Il a notamment dit que cet énième discours de Blaise Compaoré ne diffère pas des autres et qu’il a réussi la prouesse de ne rien dire d’essentiel pour la vie des burkinabés ! Et oui, mais nous sommes au Burkina Faso, ce pays qui a vu mourir pourtant mourir dans des circonstances douteuses et tragiques des journalises de grande réputation comme Mohamed Maïga et Norbert Zongo.

La télévision ivoirienne force l’admiration. Dans un contexte difficile, elle essaie de tenir la balance entre le Président Gbagbo et son Premier ministre imposé par l’extérieur Charles Konan Banny Les présentateurs ont du respect pour leur public.

Et que dit la télévision malienne ? Elle est presque la jumelle de celle du Sénégal. Au Sénégal il y a Wade et Viviane. Au Mali, il y a ATT et Lobbo.
Ici, quand le Président ATT tient un discours à la nation, les journalistes se croient obligés d’entamer une séance de lecture expliquée et sur plusieurs jours. La lecture du Communiqué du Conseil des Ministres est, sur cette télévision, une véritable institution avec un journaliste enthousiaste !

Quand des Etats majors de partis politiques s’offrent comme des saucissons au Président ATT, ils ont droit à toutes les largesses de la télé. Mais qu’un seul parti décide de se prononcer contre en remplissant tout un stade, le rendu est hâtivement effectué et dans une seule édition avec des coupes sélectives qui font trémousser plus d’un.
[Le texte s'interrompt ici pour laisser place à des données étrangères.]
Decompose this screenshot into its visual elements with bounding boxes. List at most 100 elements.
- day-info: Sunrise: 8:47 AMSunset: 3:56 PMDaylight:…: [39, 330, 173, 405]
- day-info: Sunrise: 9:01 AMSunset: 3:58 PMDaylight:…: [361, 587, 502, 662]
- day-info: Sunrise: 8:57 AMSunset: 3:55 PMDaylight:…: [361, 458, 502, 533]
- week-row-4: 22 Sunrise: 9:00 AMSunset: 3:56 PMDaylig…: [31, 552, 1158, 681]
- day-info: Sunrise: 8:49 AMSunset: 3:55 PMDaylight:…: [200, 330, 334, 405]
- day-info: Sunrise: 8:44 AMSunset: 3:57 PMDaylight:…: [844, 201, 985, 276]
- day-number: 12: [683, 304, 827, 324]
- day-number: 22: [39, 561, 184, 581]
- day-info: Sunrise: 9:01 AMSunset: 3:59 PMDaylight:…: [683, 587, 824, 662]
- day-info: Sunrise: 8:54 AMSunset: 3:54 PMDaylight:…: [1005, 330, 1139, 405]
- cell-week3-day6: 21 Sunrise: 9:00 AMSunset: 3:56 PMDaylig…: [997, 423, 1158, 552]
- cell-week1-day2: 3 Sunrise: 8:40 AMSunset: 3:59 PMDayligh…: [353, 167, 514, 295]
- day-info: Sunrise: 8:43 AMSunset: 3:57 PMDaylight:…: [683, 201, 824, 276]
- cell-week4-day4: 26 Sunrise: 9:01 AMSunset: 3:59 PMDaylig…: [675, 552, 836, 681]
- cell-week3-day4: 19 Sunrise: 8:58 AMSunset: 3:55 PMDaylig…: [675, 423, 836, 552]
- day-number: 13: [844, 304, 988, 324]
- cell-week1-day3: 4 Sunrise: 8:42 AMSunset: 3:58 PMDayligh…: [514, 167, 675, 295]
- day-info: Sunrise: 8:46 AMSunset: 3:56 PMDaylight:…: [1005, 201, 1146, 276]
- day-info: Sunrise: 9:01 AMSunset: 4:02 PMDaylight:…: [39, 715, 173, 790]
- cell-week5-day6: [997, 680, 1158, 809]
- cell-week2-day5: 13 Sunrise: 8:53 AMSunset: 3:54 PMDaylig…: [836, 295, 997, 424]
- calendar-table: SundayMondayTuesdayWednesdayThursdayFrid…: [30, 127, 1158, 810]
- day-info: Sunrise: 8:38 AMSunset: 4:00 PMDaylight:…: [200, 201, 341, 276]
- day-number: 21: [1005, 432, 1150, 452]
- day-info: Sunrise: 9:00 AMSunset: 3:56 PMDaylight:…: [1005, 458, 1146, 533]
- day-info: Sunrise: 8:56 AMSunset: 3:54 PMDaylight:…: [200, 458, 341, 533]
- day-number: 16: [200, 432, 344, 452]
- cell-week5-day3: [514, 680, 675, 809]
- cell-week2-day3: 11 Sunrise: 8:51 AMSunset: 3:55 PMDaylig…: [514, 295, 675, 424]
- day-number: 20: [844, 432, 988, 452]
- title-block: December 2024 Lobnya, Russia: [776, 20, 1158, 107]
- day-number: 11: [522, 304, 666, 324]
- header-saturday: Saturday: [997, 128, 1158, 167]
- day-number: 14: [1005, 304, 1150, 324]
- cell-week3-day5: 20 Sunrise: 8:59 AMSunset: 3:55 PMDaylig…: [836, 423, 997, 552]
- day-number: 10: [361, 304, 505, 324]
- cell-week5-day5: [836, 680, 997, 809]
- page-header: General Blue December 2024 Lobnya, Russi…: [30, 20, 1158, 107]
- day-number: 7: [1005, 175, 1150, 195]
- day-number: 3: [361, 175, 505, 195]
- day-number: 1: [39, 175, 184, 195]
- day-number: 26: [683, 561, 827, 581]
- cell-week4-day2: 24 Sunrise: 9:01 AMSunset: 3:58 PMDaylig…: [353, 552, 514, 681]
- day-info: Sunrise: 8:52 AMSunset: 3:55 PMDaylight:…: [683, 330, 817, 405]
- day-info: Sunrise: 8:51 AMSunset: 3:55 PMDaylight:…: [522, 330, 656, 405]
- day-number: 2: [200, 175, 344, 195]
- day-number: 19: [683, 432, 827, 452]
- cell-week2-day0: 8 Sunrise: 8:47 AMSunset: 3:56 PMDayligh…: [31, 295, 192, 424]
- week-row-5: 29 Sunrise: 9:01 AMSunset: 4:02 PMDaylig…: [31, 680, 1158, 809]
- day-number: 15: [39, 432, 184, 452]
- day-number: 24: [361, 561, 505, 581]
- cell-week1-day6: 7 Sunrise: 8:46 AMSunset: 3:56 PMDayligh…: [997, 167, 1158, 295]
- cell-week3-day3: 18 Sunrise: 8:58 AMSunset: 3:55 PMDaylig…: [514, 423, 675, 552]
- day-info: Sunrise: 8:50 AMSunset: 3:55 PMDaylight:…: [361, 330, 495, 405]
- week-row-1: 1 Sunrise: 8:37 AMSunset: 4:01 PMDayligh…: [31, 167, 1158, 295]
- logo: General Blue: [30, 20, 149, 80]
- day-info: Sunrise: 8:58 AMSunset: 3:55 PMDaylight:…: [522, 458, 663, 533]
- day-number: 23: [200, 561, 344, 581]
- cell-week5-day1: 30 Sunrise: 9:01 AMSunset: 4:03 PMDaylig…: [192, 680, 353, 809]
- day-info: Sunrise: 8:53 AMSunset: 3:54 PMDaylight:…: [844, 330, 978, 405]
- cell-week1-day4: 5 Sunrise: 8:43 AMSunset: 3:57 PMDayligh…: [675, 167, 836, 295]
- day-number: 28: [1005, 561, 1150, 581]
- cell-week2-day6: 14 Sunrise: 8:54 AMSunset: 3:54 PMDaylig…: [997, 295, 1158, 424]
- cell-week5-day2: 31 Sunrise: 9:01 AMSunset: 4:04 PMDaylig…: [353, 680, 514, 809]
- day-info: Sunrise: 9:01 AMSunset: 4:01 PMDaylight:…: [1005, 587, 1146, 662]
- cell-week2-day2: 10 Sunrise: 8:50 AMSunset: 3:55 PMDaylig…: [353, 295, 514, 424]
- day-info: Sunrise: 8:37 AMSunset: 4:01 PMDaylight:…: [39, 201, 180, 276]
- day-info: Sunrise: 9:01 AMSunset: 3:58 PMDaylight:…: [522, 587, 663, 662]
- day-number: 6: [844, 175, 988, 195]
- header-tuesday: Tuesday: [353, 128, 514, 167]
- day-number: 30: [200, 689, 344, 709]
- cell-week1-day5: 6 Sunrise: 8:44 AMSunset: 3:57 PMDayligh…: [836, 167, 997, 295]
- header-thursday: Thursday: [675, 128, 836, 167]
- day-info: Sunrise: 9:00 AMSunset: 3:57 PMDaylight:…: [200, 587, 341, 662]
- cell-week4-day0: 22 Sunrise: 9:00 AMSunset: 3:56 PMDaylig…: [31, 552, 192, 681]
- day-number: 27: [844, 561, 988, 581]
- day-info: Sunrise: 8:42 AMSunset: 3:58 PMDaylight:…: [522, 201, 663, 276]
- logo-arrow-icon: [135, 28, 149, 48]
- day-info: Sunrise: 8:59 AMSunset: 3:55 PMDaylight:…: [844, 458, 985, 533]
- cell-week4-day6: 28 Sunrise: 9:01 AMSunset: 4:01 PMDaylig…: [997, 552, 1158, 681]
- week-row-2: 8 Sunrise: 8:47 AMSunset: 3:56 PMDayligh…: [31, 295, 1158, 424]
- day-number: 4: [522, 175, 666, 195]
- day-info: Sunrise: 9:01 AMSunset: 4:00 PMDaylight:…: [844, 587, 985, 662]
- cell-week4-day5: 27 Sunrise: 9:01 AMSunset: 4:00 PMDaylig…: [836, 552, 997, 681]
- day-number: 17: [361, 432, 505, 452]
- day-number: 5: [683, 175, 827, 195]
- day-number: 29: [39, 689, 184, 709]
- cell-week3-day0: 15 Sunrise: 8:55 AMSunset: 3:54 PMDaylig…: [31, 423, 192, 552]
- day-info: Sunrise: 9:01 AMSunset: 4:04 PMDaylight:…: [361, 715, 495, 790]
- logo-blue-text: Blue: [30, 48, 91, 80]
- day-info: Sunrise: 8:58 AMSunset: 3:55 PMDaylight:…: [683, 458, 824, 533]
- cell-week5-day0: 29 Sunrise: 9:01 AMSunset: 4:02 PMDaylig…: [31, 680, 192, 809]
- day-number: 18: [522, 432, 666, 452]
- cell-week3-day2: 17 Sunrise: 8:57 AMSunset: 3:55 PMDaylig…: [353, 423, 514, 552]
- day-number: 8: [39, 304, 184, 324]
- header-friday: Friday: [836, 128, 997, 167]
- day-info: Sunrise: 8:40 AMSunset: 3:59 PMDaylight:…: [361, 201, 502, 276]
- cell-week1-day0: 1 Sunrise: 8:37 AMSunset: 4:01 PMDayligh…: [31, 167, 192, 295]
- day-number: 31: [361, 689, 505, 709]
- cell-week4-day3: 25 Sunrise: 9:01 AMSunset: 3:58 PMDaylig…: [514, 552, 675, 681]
Voici comment s’illustrent les dirigeants africains face à leur peuple sur la télévision le seul média auquel ils accordent de l’importance.

Mais voici aussi comment l’argent du public, l’argent des contribuables est dépensé pour faire plaisir à ceux qui nous dirigent. Voilà comment et pourquoi ces présidents verrouillent les espaces médiatiques et les couloirs d’expression. Mais les masses et leur opinion disposent de leur propres journaux télévisés qu’aucune censure ne peut faire taire.